While the original intent for data was archival, the enterprise needed usable datasets, as well as experienced professional clinical data managers. In the 1970s, the Public Health Service (USPHS) recognized the need for a well-educated CDM workforce with a Request for Proposal (RFP) providing funding for graduate-level education for clinical data managers. A new discipline was born. Unfortunately, the recognized need for data managers grew more rapidly than anticipated. When the USPHS funding ended, the curriculum was not continued at the university level, despite the need for well-educated data managers.

As increasingly complex requirements for data managers were highlighted, the data management group separated from the Pharmaceutical Research and Manufacturers of America® (PhRMA). Subsequently, the group re-formed as the Society for Clinical Data Management (SCDM).

The mission of the SCDM, promoting clinical data management excellence, includes promotion of standards of good practice within clinical data management. In alignment with this part of the mission, the SCDM Board of Trustees established a committee in 1998 to determine standards for Good Clinical Data Management Practices (GCDMP) p. 2.

The initial version of the GCDMP was published in September 2000 and continues to be updated.

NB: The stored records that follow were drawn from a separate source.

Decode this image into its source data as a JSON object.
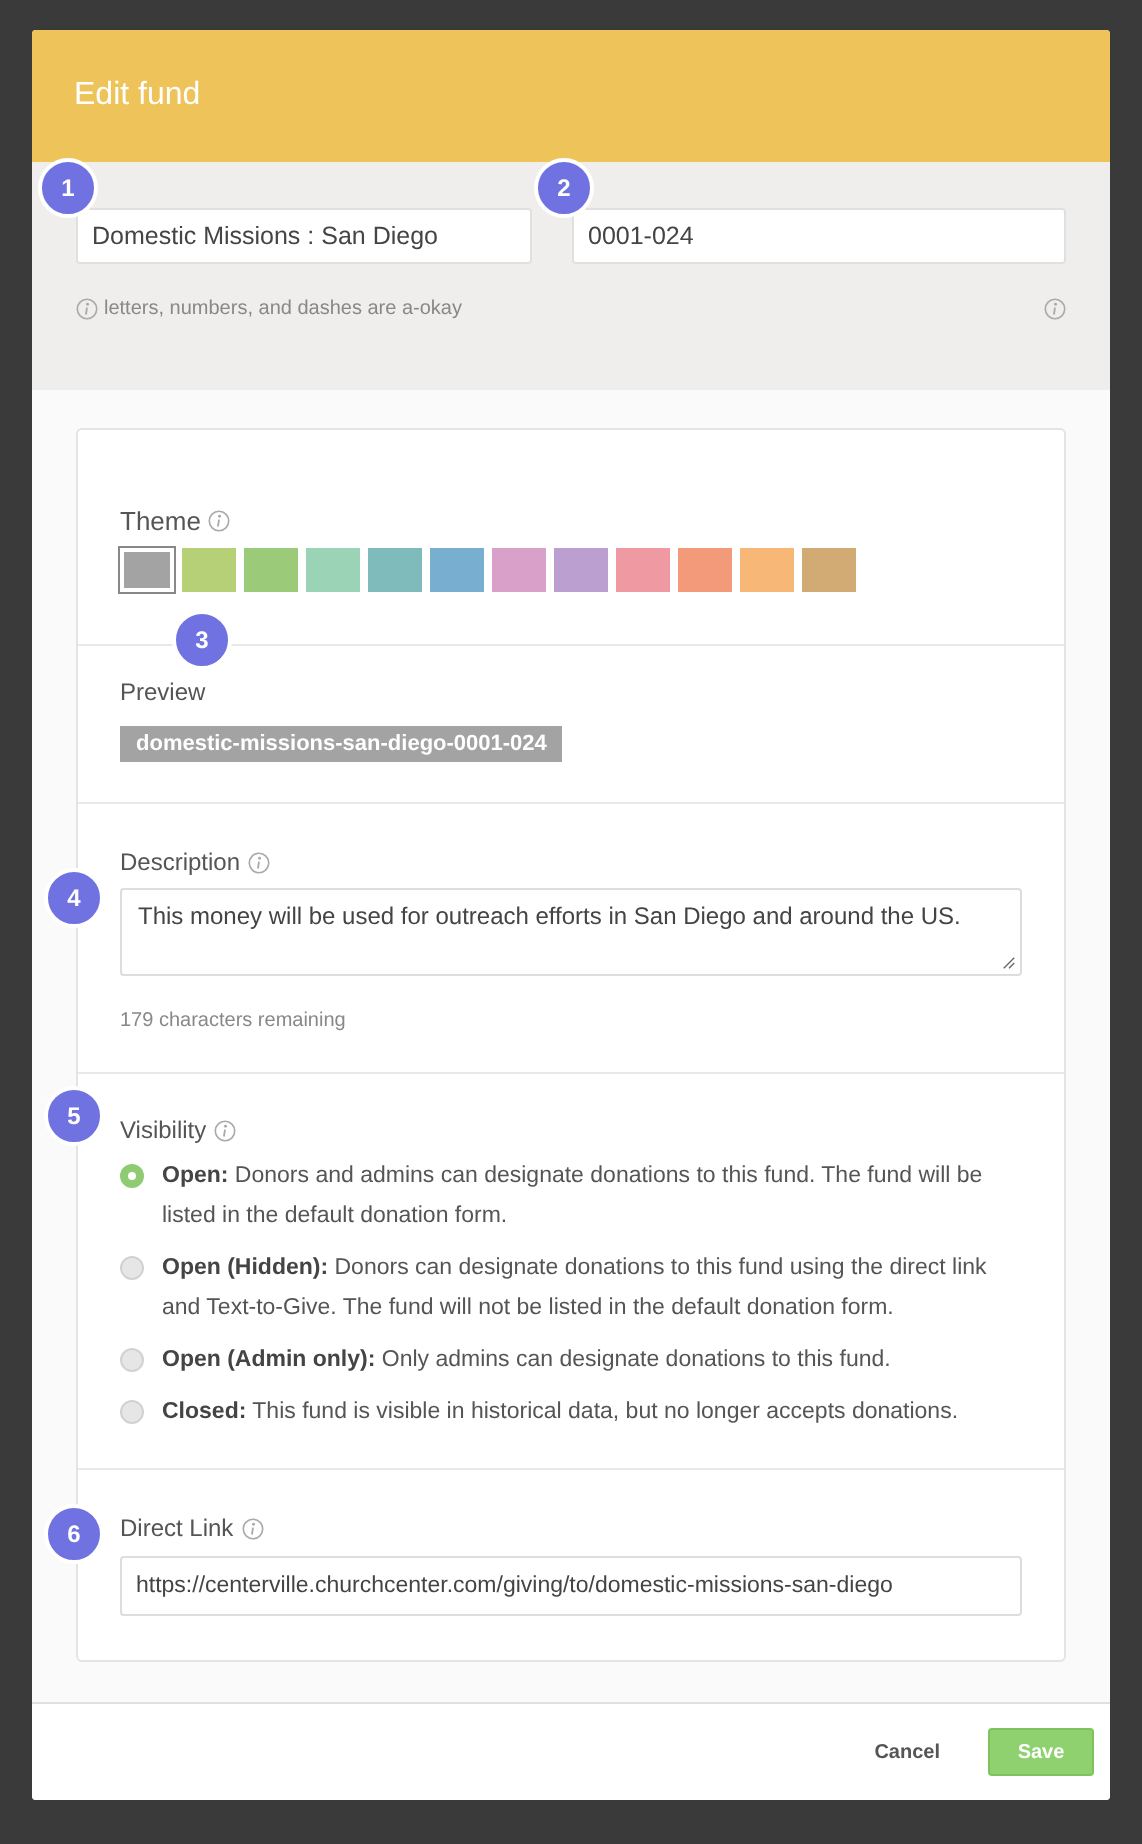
{
  "dialog": {
    "title": "Edit fund"
  },
  "fields": [
    {
      "marker": "1",
      "value": "Domestic Missions : San Diego"
    },
    {
      "marker": "2",
      "value": "0001-024"
    }
  ],
  "hint": "letters, numbers, and dashes are a-okay",
  "theme": {
    "label": "Theme",
    "marker": "3",
    "swatches": [
      {
        "color": "#a3a3a3",
        "selected": true
      },
      {
        "color": "#b6d077",
        "selected": false
      },
      {
        "color": "#9bcb78",
        "selected": false
      },
      {
        "color": "#9ad3b6",
        "selected": false
      },
      {
        "color": "#80bbbb",
        "selected": false
      },
      {
        "color": "#78afd0",
        "selected": false
      },
      {
        "color": "#d9a0c9",
        "selected": false
      },
      {
        "color": "#bb9fd1",
        "selected": false
      },
      {
        "color": "#ef9aa3",
        "selected": false
      },
      {
        "color": "#f39a7a",
        "selected": false
      },
      {
        "color": "#f7b877",
        "selected": false
      },
      {
        "color": "#d2aa73",
        "selected": false
      }
    ]
  },
  "preview": {
    "label": "Preview",
    "tag": "domestic-missions-san-diego-0001-024"
  },
  "description": {
    "label": "Description",
    "marker": "4",
    "value": "This money will be used for outreach efforts in San Diego and around the US.",
    "remaining": "179 characters remaining"
  },
  "visibility": {
    "label": "Visibility",
    "marker": "5",
    "options": [
      {
        "title": "Open:",
        "text": "Donors and admins can designate donations to this fund. The fund will be listed in the default donation form.",
        "selected": true
      },
      {
        "title": "Open (Hidden):",
        "text": "Donors can designate donations to this fund using the direct link and Text-to-Give. The fund will not be listed in the default donation form.",
        "selected": false
      },
      {
        "title": "Open (Admin only):",
        "text": "Only admins can designate donations to this fund.",
        "selected": false
      },
      {
        "title": "Closed:",
        "text": "This fund is visible in historical data, but no longer accepts donations.",
        "selected": false
      }
    ]
  },
  "direct_link": {
    "label": "Direct Link",
    "marker": "6",
    "value": "https://centerville.churchcenter.com/giving/to/domestic-missions-san-diego"
  },
  "buttons": {
    "cancel": "Cancel",
    "save": "Save"
  }
}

In the 1990s, changes in CDM were guided by Janet Woodcock’s (Former Director, FDA 1994–2004) focus on certification of professionals involved in clinical trials research for medical products. This included significant support from the Council on Economic Growth (CEG), the FDA, and the SCDM industry/agency collaborations. These institutions were focused on helping to assure clinical trial data integrity and usability.

In 1997, a volunteer data standards development effort provided an infrastructure for industry, academic, and government organizations to collaborate on data standards. This volunteer group worked as a Drug Information Association Special Interest Area Community (DIA-SIAC) in 1998–1999 and became an independent organization in 2000: the Clinical Data Interchange Standards Consortium (CDISC).

CDISC is an open, multidisciplinary, non-profit organization committed to the development of worldwide industry standards. These standards support the electronic acquisition, exchange, submission and archiving of clinical trials data and metadata for medical and biopharmaceutical product development.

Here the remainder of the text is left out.